Credit Suisse shares have plummeted after the embattled bank said it planned to raise £3.5billion, cut thousands of jobs and shift its focus towards its rich clients from investment banking.
Shares in the lender fell 11.2 percent, hitting a two-week low after slumping to record lows recently.
The news led the Gold Telegraph Twitter account to write on the platform: “Credit Suisse has posted a MASSIVE third-quarter net loss of $4.09 billion. It is getting ugly. The bank is planning to raise $4 billion. This is one of the biggest banks in Europe.”
Axel P. Lehmann, Chairman of the Board of Directors, said in a statement: “Over 166 years, Credit Suisse has built a powerful and respected franchise, but we recognise that in recent years we have become unfocused. For a number of months, the Board of Directors along with the Executive Board has been assessing our future direction and, in doing so, we believe we have left no stone unturned.
“Today we are announcing the result of that process – a radical strategy and a clear execution plan to create a stronger, more resilient and more efficient bank with a firm foundation, focused on our clients and their needs.
“At the same time, we will remain absolutely focused on driving our cultural transformation, while working on further improving our risk management and control processes across the entire bank.

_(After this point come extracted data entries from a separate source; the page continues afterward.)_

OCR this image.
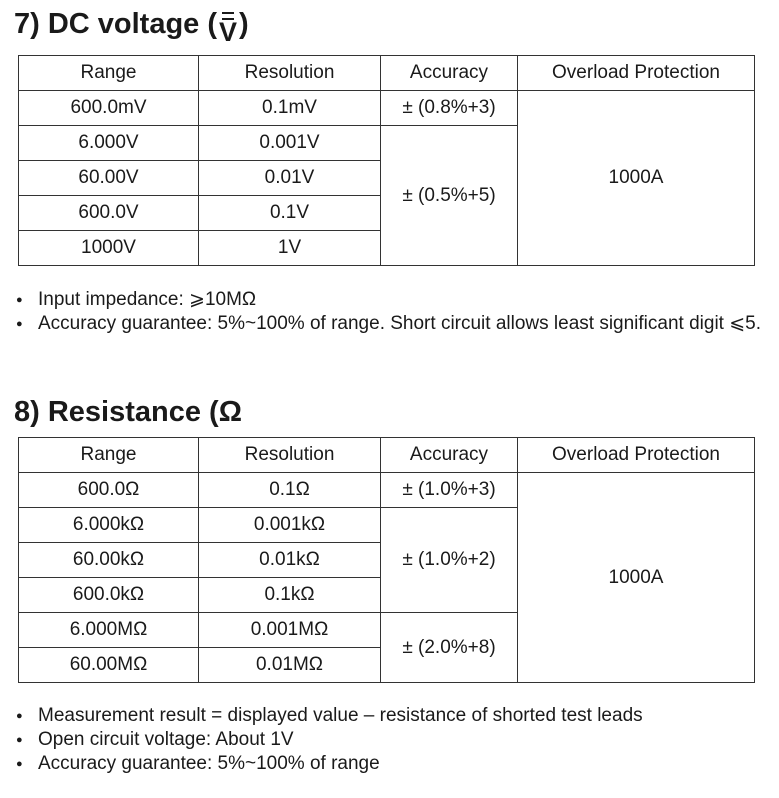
7) DC voltage ( V )
Range	Resolution	Accuracy	Overload Protection
600.0mV	0.1mV	± (0.8%+3)	1000A
6.000V	0.001V	± (0.5%+5)	
60.00V	0.01V		
600.0V	0.1V		
1000V	1V		
● Input impedance: ⩾10MΩ
● Accuracy guarantee: 5%~100% of range. Short circuit allows least significant digit ⩽5.
8) Resistance (Ω
Range	Resolution	Accuracy	Overload Protection
600.0Ω	0.1Ω	± (1.0%+3)	1000A
6.000kΩ	0.001kΩ	± (1.0%+2)	
60.00kΩ	0.01kΩ		
600.0kΩ	0.1kΩ		
6.000MΩ	0.001MΩ	± (2.0%+8)	
60.00MΩ	0.01MΩ		
● Measurement result = displayed value – resistance of shorted test leads
● Open circuit voltage: About 1V
● Accuracy guarantee: 5%~100% of range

I am convinced that this is the blueprint for success.”
The pan-European STOXX 600 index slipped 0.5 percent after closing at a five-week high on Wednesday amid expectations major central banks will slow the pace of monetary policy tightening.
Eyes have been on the European Central Bank (ECB) with policymakers widely expected to hike interest rates by 75 basis points (bps).
The bank is also likely to take the first steps in reducing its £7.6trillion (8.8tn euro) balance sheet, bloated by years of debt purchases and ultra cheap loans extended to banks.
News of the restructuring comes after Bloomberg News reported on Sunday that Chief Compliance Officer Rafael Lopez was set to leave the bank after spending little more than a year in post.
Switzerland’s second largest bank is trying to recover from a series of scandals.
A spying scandal forced then-CEO Tidjane Thiam to quit in 2020. Switzerland’s financial regulator said Credit Suisse had misled it about the scale of its surveillance.
Mr Thiam’s successor Thomas Gottstein lasted until July this year when Credit Suisse turned to restructuring expert Ulrich Koerner as CEO and launched a second strategic review within 12 months.
Mr Lehmann took over in January from Antonio Horta-Osorio, who resigned over breaking quarantine rules during the COVID-19 pandemic less than nine months after joining.
Last week, it sold an 8.6 percent stake in Allfunds Group for £290mn (334mn euros). It also sold a 30 percent stake in Energy Infrastructure Partners for an undisclosed price.
Other assets reported to be up for sale include a stake in the SIX Group, which runs the Zurich stock exchange, two specialist Swiss banks, Pfandbriefbank and Bank-Now, and Swisscard, a joint venture with American Express.
Credit Suisse is also looking to sell the Savoy Hotel in central Zurich The lender is reported to have hired Morgan Stanley and Royal Bank of Canada to help organise a capital increase to underpin its finances and secure funds for restructuring.
A convertible bond issue is another avenue the Swiss bank is said to be considering to help finance its turnaround plans. This could allow the bank to limit the sale of shares at depressed current prices. As a last resort, Credit Suisse could seek state aid.